Al primo assaggio di caviale, ciò che colpisce di più del gusto delle uova è una sapidità quasi dolce che evoca il mare e aromi che possono richiamare la frutta secca (dalla nocciola alla noce) e il burro a seconda della specie di storione di provenienza.

Alcuni caviali possono presentare anche aromi “più marini”, che richiamano i frutti di mare (soprattutto mitili, vongole, ostriche e ricci di mare), o la dolcezza dei crostacei (gamberetti, granchio, astice), o ancora delle alghe (o meglio di acqua dolce ed alghe).

Altre volte il sapore del caviale può ricordare il pesce fresco (pesce intero fresco, pesce crudo o pesce bollito). Tuttavia se il caviale odora o sa di pesce conservato (baccalà, aringa, mangime, ecc.) ciò costituisce un grave difetto, ed è sintomo di una cattiva conservazione.

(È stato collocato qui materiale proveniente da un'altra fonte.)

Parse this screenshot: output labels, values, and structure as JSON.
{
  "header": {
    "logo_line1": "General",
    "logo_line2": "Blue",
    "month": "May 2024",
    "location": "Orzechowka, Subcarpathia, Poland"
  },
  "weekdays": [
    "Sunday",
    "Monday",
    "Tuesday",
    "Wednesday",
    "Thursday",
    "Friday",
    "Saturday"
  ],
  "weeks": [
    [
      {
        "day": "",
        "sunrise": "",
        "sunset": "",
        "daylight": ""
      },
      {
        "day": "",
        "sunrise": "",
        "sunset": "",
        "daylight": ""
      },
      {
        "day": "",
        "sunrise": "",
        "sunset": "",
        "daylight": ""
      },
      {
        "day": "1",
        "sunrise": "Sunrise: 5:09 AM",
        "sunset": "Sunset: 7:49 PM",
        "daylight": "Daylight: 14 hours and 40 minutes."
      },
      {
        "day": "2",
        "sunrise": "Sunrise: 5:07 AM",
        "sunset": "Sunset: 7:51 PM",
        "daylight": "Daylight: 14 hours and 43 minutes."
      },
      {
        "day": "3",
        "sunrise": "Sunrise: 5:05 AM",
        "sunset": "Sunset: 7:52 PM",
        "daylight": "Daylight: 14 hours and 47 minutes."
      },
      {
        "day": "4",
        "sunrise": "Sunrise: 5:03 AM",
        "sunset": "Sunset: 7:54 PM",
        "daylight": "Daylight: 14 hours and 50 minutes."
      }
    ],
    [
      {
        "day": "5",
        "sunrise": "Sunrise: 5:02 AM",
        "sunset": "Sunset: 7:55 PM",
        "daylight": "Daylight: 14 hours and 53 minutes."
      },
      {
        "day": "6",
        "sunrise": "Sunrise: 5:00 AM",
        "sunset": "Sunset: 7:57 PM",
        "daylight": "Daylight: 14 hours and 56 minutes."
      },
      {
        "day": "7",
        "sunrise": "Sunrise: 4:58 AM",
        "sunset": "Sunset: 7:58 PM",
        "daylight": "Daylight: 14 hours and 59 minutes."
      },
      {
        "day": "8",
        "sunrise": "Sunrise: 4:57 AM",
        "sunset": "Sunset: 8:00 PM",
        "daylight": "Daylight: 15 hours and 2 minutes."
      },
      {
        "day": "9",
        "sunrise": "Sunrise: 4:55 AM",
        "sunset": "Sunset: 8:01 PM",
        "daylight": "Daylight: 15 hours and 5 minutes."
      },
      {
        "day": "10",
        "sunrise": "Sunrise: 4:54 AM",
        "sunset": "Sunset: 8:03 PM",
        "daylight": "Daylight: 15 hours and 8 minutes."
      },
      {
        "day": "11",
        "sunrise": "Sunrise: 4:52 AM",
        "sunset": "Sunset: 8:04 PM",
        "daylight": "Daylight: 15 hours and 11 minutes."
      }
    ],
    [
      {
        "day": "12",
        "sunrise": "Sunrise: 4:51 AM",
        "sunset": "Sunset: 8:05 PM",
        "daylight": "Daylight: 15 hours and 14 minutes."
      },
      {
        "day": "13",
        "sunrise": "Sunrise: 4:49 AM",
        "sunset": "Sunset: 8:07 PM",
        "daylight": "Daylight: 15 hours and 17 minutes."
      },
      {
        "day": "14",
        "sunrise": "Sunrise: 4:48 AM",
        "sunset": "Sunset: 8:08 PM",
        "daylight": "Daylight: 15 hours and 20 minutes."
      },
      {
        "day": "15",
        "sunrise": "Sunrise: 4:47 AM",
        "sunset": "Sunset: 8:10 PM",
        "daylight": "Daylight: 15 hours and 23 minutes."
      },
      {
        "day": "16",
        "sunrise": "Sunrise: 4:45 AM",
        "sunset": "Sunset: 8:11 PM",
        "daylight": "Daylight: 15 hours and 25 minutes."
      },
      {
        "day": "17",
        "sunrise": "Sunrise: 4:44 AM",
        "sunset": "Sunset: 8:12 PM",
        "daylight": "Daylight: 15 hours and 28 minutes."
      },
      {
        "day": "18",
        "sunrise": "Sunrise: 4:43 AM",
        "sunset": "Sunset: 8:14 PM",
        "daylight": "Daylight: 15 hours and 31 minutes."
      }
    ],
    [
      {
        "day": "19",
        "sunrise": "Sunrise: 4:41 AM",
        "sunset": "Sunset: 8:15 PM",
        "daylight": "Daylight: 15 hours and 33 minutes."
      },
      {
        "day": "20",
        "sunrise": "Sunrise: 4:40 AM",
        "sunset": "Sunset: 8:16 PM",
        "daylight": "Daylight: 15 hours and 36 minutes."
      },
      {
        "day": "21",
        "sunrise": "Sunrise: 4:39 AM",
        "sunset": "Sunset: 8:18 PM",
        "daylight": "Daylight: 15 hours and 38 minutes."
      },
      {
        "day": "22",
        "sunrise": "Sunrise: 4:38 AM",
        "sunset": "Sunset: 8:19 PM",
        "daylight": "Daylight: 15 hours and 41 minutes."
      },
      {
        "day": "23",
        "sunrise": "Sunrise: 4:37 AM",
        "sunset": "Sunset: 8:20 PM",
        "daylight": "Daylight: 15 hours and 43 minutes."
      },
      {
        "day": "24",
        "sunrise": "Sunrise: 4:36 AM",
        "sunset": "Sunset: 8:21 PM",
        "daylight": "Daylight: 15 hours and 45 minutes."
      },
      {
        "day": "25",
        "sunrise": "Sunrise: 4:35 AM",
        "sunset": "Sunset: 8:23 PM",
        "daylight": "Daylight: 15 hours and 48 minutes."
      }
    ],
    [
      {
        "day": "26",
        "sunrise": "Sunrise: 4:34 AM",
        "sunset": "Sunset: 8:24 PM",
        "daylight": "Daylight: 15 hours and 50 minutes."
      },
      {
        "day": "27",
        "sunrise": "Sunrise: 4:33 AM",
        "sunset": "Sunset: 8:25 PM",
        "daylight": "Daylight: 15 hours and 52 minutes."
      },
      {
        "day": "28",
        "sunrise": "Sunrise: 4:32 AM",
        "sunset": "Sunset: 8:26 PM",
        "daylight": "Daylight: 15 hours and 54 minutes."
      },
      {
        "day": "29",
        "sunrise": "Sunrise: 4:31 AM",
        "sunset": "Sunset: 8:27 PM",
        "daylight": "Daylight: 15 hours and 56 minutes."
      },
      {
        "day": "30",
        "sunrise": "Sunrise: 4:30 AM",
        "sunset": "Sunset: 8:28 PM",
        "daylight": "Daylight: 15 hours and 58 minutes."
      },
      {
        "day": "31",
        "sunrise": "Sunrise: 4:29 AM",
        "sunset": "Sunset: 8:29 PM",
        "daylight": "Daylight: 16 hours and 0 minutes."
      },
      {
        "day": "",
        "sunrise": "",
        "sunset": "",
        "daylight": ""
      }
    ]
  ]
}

La sensazione che ho avuto -oggi- è stata di mare e di burro ed è stata sublime, una vera sensazione di estasi totale. L’ho degustato in purezza perché avendo queste note burrose non necessita in alcun modo di altro burro o altro in generale. Ho trovato le due versioni Royal (Tradition e Oscietra) sensazionali! Quello che mi è piaciuto meno è stato il Siberian. Livello generale: eccellente.